The operating system places incoming mail for you in a file that we call your inbox. When you start up Rmail, it runs a C program called movemail to copy the new messages from your inbox into your primary Rmail file, which also contains other messages saved from previous Rmail sessions. It is in this file that you actually read the mail with Rmail. This operation is called getting new mail. You can get new mail at any time in Rmail by typing g.
The variable rmail-primary-inbox-list contains a list of the files which are inboxes for your primary Rmail file. If you don't set this variable explicitly, it is initialized from the MAIL environment variable, or, as a last resort, set to nil, which means to use the default inbox. The default inbox is /var/mail/username, /usr/spool/mail/username, or /usr/mail/username, depending on your operating system.

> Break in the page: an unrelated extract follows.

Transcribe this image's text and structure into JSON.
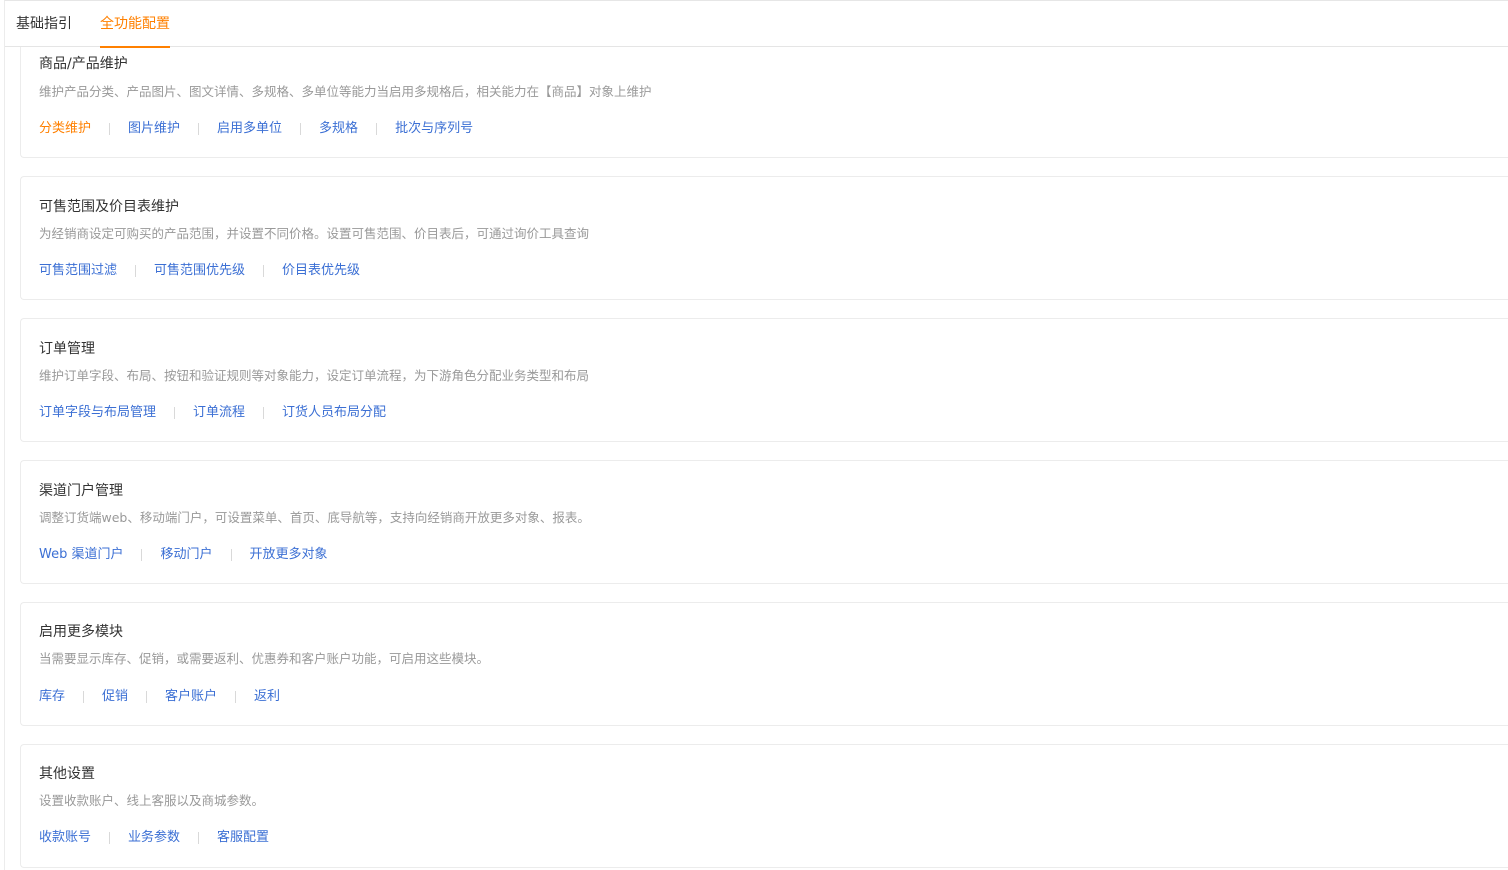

To see what the default is on your system, use C-h v rmail-primary-inbox RET. You can specify the inbox file(s) for any Rmail file with the command set-rmail-inbox-list; see Section 29.6.
There are two reasons for having separate Rmail files and inboxes.

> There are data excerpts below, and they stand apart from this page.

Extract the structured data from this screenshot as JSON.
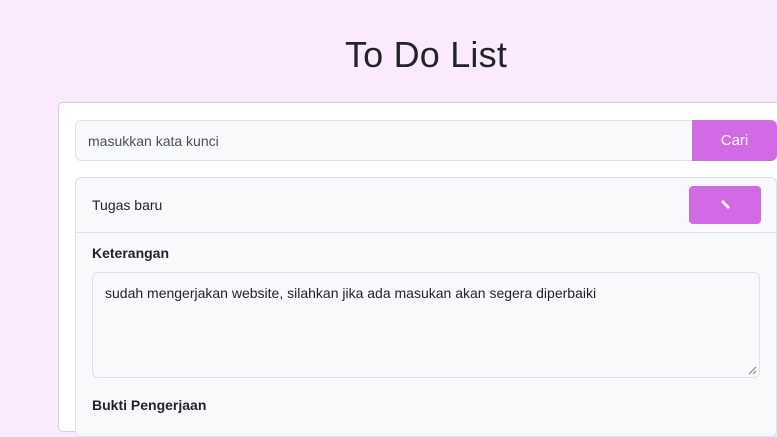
{
  "page": {
    "title": "To Do List"
  },
  "search": {
    "placeholder": "masukkan kata kunci",
    "button_label": "Cari"
  },
  "task": {
    "title": "Tugas baru",
    "edit_icon": "pencil-icon",
    "description_label": "Keterangan",
    "description_value": "sudah mengerjakan website, silahkan jika ada masukan akan segera diperbaiki",
    "proof_label": "Bukti Pengerjaan"
  },
  "colors": {
    "background": "#fbe9fd",
    "accent": "#d26ae6",
    "card": "#ffffff",
    "panel": "#f8f9fb"
  }
}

The inbox file format varies between operating systems and according to the other mail software in use. Only one part of Rmail needs to know about the alternatives, and it need only understand how to convert all of them to Rmail's own format.
It is very cumbersome to access an inbox file without danger of losing mail, because it is necessary to interlock with mail delivery. Moreover, different operating systems use different interlocking techniques. The strategy of moving mail out of the inbox once and for all into a separate Rmail file avoids the need for interlocking in all the rest of Rmail, since only Rmail operates on the Rmail file.
Rmail was written to use Babyl format as its internal format. Since then, we have recognized that the usual inbox format on Unix and GNU systems is adequate for the job, and we plan to change Rmail to use that as its internal format. However, the Rmail file will still be separate from the inbox file, even on systems where their format is the same.